We selected a purposive sample of 40 drugs—20 with the highest expenditures in Medicare Part B and 20 with the highest expenditures in Medicare Part D. We determined how many of these high-expenditure drugs were orphan drugs (i.e., had at least one orphan designation) as of March 2020. We also reviewed the rare diseases or conditions for which the orphan drugs had been granted orphan designations and the approved indications within those diseases. Lastly, we determined the extent to which these orphan drugs were utilized for their approved orphan indications.


A majority of the highest-expenditure drugs in Medicare—some of the best-selling drugs in the world—have been granted at least one orphan designation, qualifying their manufacturers for ODA financial incentives. Some of these orphan drugs have managed to generate significant Medicare expenditures and billions of dollars in annual revenue while treating only rare diseases and conditions. However, orphan drugs are not limited to the treatment of rare diseases or conditions. Although the vast majority of orphan drugs treat only rare diseases or conditions, many of the high-expenditure orphan drugs included in our review were originally approved—and are still primarily used—to treat relatively common diseases or conditions. Furthermore, orphan drug exclusion from the 340B Drug Pricing Program may provide significant financial incentives for manufacturers to seek orphan designation for drugs approved to treat common diseases or conditions.


On one hand, the examples highlighted in our findings may illustrate the ODA functioning as intended. By encouraging manufacturers to study whether existing drugs could also be used to treat rare diseases and conditions, the financial incentives offered under the ODA subsidize manufacturers' investment costs for numerous presumptively unprofitable orphan indications. From another perspective, our findings raise questions for further consideration, including the following:

This report provides an independent analysis on a specific subset of orphan drugs—those with the highest Medicare expenditures-and serves to both inform ongoing discussions and support congressional and decisionmakers' efforts to improve the Orphan Drug Program. OIG encourages the policymaking, oversight, and research communities to seek answers to the additional questions raised by our findings. In debating any potential changes, it will be vital to ensure that the program continues to successfully encourage the development of drugs to treat rare diseases and conditions while taking into consideration questions surrounding affordability, profitability, and the meaning of rare use.


In its comments to the draft report, FDA expressed concern with the narrow scope of OIG's report, stating that the high-expenditure drugs included in our sample are not representative of the spectrum of orphan-designated drugs and subsequently noting that OIG does not speak to the role that orphan-drug designation plays in drug pricing, or if it plays one at all.

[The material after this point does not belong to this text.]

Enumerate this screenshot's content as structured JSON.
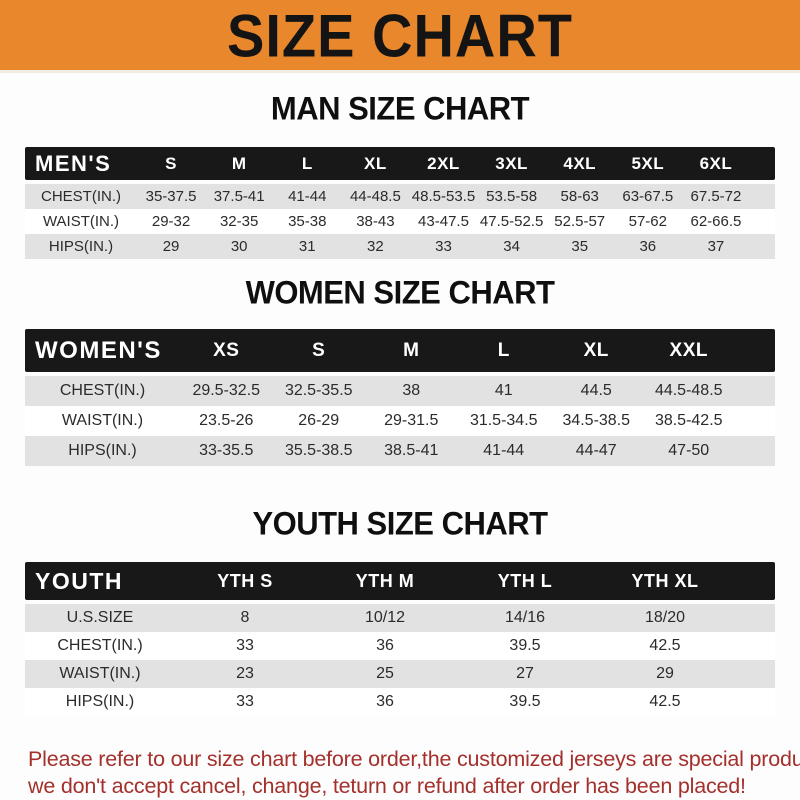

OIG notes that our current work's focus on high-expenditure Medicare drugs and the resulting limitations of our sample are discussed throughout the report. Further, OIG agrees that this study is not focused on drug pricing; rather our findings offer insights related to a particular subset of blockbuster drugs, thereby providing descriptive context about their orphan status, associated Medicare expenditures, and the revenue that manufacturers are able to generate. We believe this approach is generally responsive to Congressional interests in providing appropriate oversight of ODA and will help to support any efforts to ensure that the Orphan Drug Designation Program is best able to meet its vital goals.